Jasper Mansfield married Fanny Plaskett, daughter of Byron and Martha Plaskett, and stayed on the coast ranch and reared a family of six children. Selling to Hearst in 1922 they lived in southern San Benito County and near King City until a few years ago they moved to a veritable Utopia near Santa Cruz where they live among the tall redwoods so like the early home on the coast.
Walter Plaskett Mansfield, known as Pete, moved to the old Lowe place with his parents in 1892, but spent much time on the coast ranch. He later married Margaret Garcia, daughter of an old, well-known family. They reared three boys, Marion, Howard and Richard and now live in King City.
Minnie May, third daughter and another school teacher, married Bert Reid and lives in San Diego.
The next member of the family was little Harry who drowned. Then came Mary Belte, the pet of the family, affectionately called Dolly. She is now Mrs. Kenneth Carlock and lives in Redwood City.
Sherman, next in line, grew up helping on the ranches both on the coast and near King City. He became affiliated with the forest service and moved to Santa Barbara. He married Lottie Sims and after rearing a family now lives in Santa Ynez.
Blaine, who also helped with the ranch work, lived in Stockton for a while, returned to King City area where he lived until his death in 1956. His widow, Evelyn Bonfontaine Mansfield and son Robert live in King City. She is a teacher in the local school.
The twelfth child Frankie died in infancy and was buried in the Lowe cemetery on the hill near the home in Canada Canyon. Here also are buried Mr. and Mrs. Mansfield, their son Asa and many relatives and neighbors.
The old Mansfield home and surrounding land in Pacific Valley are now under U. S. Forestry jurisdiction and parks and recreational areas will be available for public use, so members of the families who worked to develop Pacific Valley may have the opportunity to return to the land of their childhood, to walk beneath the towering redwoods in the deep shady canyons, or on the paths along the bluff, or just sit on the wide sandy beaches and let the music of the waves bring ineffable peace to ones soul.
The lines of the poet Yeats comes to one’s mind.
“And I may find some peace there, for peace comes dropping slow
Dropping from the wings of the morning to where the swallows cling.
There midnights all a glimmer and noon’s a purple glow
And evening full of linnet’s wings.
I must arise and go now for always night and day
I hear sea water lapping with low sounds on the shore.
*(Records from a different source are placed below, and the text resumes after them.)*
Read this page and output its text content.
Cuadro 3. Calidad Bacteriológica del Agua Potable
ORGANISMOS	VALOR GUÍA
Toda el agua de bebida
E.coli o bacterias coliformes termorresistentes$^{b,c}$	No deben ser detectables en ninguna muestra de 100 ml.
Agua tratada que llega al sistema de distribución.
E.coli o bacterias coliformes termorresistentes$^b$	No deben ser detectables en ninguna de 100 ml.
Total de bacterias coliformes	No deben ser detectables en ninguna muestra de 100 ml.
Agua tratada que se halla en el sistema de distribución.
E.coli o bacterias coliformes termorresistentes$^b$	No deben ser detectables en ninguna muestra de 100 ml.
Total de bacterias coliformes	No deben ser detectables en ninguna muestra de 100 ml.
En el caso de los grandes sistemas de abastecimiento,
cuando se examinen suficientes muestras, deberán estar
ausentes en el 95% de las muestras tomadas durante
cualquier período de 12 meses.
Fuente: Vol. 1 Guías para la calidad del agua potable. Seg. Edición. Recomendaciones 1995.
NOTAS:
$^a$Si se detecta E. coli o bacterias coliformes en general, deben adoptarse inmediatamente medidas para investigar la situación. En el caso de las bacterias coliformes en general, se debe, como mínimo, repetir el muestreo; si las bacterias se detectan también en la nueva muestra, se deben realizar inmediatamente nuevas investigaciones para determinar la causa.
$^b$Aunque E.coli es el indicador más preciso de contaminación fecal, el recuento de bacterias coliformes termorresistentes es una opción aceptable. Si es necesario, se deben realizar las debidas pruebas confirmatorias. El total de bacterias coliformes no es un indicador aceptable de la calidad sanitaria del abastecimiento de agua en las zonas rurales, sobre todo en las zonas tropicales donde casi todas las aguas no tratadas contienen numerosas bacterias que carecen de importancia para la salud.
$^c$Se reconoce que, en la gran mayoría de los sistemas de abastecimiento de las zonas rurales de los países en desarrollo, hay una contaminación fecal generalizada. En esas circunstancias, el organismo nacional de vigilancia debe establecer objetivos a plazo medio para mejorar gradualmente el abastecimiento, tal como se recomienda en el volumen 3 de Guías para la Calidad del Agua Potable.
I hear it by the road side and on the pavement grey
I hear it in the hearts deep care.”
Mabel Sans Plaskett was born in Coralitas near Ben Lomond in the Santa Cruz Mountain area of California. Her father Edward Robert Sans ran a saw mill near Pacific Valley, along the Nacimiento – Ferguson road to the coast at Highway One. It was there she met Edward Abbott Plaskett, her husband. Mabel wrote about the coast and the pioneers of the 19th and 20th Centuries.